I just don't buy that this nostalgia exists for GH in a broad enough way. I see no evidence of it whatsoever outside of 40+ year-old players.
Borrowed nostalgia is totally a real thing, let's be clear. Everyone saw that recently with the '80s and Stranger Things and so on, but I think what you're not accounting for is that to borrow nostalgia you need a strong theme, strong visuals, hopefully strong sound/music, and so on, and GH has literally none of that. It doesn't have a distinctive and attractive associated art style (most of the borrow-able nostalgia-type '80s D&D art relates to DL or the FR). It doesn't have a compelling theme (nor does the FR, but no-one is trying to borrowed-nostalgia it!). It doesn't have music/sound people have already heard associated with it in any meaningful way.
You could do an "'80s D&D" push, but even then, the really big, memorable stuff from the '80s for D&D is all DL and FR.
There's no doubt some nostalgia for the start of 3E - though most players who feel that will also be 40+ now, because it's 21 years later. Those who aren't will be mid-late 30s. And I think Spiked Chains or similar idiocy probably have more tradeable nostalgia than GH from the 3E era.
None of this is to say WotC won't try to make it happen.
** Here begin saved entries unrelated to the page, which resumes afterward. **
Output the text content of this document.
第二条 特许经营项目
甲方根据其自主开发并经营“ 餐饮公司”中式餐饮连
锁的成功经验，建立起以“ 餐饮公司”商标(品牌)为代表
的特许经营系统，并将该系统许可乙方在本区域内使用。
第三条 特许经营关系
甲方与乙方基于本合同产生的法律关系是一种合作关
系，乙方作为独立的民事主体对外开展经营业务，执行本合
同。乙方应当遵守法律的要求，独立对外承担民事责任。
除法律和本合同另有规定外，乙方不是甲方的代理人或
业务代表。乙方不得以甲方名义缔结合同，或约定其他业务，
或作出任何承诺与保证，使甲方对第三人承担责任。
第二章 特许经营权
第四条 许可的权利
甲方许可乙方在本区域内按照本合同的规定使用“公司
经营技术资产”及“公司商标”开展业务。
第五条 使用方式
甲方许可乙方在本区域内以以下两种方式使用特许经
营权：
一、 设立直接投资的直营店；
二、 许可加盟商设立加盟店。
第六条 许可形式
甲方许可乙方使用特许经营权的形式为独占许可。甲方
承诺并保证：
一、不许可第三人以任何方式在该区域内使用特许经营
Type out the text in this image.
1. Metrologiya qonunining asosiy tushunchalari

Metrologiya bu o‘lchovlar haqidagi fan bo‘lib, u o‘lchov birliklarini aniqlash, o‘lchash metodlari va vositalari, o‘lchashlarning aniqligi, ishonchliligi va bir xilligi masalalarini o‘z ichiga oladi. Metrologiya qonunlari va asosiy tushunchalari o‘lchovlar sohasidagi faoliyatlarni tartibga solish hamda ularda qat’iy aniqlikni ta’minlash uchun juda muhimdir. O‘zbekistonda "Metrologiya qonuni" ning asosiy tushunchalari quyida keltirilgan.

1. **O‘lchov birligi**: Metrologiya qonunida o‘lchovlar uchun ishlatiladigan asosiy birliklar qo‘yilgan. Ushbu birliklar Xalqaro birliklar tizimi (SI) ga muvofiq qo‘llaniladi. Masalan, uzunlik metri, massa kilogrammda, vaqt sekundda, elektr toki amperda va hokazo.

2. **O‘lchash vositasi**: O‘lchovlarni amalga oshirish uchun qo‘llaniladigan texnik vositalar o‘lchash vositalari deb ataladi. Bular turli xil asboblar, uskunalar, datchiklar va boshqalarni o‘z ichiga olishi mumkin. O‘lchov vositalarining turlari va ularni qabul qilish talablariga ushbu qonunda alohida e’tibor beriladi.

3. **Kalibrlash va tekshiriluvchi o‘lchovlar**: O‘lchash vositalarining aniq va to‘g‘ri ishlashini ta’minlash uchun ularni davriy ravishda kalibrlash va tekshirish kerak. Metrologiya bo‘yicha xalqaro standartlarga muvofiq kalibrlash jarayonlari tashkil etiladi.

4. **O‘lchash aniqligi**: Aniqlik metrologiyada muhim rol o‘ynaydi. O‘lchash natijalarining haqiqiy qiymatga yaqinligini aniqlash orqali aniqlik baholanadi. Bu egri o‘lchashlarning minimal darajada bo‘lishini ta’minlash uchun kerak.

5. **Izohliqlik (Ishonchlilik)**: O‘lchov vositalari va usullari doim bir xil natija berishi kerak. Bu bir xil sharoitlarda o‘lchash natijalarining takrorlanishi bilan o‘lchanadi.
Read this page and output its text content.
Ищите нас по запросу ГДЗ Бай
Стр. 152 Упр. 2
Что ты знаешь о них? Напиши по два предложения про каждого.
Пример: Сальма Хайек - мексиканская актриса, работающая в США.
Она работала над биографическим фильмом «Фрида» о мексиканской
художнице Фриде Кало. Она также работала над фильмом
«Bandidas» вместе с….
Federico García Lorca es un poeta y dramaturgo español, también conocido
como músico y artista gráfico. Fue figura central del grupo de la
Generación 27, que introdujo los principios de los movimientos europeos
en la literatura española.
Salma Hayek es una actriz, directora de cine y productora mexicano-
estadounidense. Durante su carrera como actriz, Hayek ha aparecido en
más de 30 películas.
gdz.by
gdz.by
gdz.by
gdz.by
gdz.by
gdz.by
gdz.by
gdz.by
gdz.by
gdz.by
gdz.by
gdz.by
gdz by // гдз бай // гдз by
They have an unfortunate history of failure in trying to make GH happen even when it obviously wasn't going to. They may well of course try to do what they did on the 25th anniversary and release a bunch of GH adventures, updated for 5.5E, and try to justify a 5.5E GH setting book with this, but unless they've done the update to end all updates, and one which will have 90% of people who "fondly remember" GH throwing tantrums, it'll be dead in the water.